Walesby met with the student but she declined to report Philbert, and Office for Institutional Equity did not investigate her allegations, according to the report.
But Walesby did inform other UM officials, including Hanlon and incoming Provost Martha Pollack, of the student’s tuition refund and transcript amendment petitions.
“He also informed Vice Provost Pierce — who had learned of the allegations in 2005, and who in 2010 had, at Hanlon’s request, reached out to women in SPH to learn more about Philbert’s conduct,” the report says.
University officials received information about Philbert’s behavior on at least three occasions while he was provost.
In fall 2017, a School of Public Health employee expressed hesitation about accepting a job in the provost’s office while meeting with Liz Barry, the special counsel to the president.

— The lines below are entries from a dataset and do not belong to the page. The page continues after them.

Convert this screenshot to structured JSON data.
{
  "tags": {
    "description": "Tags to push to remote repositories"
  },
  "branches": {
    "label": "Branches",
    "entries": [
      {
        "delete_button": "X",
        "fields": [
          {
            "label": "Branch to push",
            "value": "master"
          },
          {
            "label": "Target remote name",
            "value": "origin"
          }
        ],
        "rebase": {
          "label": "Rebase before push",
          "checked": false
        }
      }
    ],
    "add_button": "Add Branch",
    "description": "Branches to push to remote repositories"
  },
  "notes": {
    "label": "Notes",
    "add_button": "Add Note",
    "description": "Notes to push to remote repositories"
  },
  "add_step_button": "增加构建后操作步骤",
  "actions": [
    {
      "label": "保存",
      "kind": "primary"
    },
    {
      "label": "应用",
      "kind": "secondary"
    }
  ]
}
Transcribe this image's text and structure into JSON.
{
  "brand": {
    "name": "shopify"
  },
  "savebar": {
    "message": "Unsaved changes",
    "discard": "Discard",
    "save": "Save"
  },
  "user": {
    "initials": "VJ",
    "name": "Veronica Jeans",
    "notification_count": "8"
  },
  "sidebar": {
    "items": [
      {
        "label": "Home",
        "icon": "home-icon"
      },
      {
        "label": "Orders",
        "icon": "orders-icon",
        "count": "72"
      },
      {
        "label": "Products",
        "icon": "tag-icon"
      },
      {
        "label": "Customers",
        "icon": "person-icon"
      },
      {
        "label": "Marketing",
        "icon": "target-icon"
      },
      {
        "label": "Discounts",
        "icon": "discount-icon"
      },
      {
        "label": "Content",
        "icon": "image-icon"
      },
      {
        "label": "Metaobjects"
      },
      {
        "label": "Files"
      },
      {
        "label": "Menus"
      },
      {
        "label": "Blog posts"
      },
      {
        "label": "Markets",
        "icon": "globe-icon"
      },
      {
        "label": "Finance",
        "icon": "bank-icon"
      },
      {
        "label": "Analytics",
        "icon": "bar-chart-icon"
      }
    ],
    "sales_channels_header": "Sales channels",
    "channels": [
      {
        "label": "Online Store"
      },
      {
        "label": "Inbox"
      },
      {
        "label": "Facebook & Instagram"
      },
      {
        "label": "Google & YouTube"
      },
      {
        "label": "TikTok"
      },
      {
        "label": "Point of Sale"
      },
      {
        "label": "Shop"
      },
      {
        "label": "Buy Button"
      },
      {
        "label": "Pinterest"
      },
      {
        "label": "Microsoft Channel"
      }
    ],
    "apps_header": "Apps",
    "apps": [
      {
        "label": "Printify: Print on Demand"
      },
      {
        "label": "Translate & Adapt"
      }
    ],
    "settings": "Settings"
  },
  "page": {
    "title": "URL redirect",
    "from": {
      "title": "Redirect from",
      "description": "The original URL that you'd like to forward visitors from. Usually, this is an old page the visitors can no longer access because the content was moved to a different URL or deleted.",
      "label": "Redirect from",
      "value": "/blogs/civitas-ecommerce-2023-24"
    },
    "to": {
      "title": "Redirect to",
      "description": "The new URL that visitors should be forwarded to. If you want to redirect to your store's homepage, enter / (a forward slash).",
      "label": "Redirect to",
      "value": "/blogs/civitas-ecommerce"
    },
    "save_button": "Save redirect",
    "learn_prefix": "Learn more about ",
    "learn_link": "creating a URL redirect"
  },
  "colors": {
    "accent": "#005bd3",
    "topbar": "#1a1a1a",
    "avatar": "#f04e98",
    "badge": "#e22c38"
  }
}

The hesitation about working for Philbert was “insinuate(ing) something around Me Too,” the report says.
In April 2019, the results of a survey in which UM faculty submit anonymous feedback to high-level university leaders regarding their performance reached Schlissel. It included a comment stating, in part, “Re: your administrative appointments: Martin Philbert was/is a notorious sexual predator, physically cornering and emotionally coercing his female graduate students in his toxicology lab.”
“Schlissel did not recall having reviewed the comment, and there is no indication that he (or anyone else at the university) did,” the report says.
On Jan. 16, Schlissel received an anonymous letter.
“I am writing on behalf of a group of women who have recently connected … to corroborate and share our stories of emotional and sexual abuse perpetrated on us within your university by your provost Martin Philbert over the past twenty years,” the report quotes the letter as saying.
The letter prompted Schlissel to put Philbert on administrative leave less than a week later and hire WilmerHale to investigate.
Fitzgerald said many people have worked at UM for decades to eliminate sexual misconduct.
“But this report makes it clear that we have much more work to do,” he said.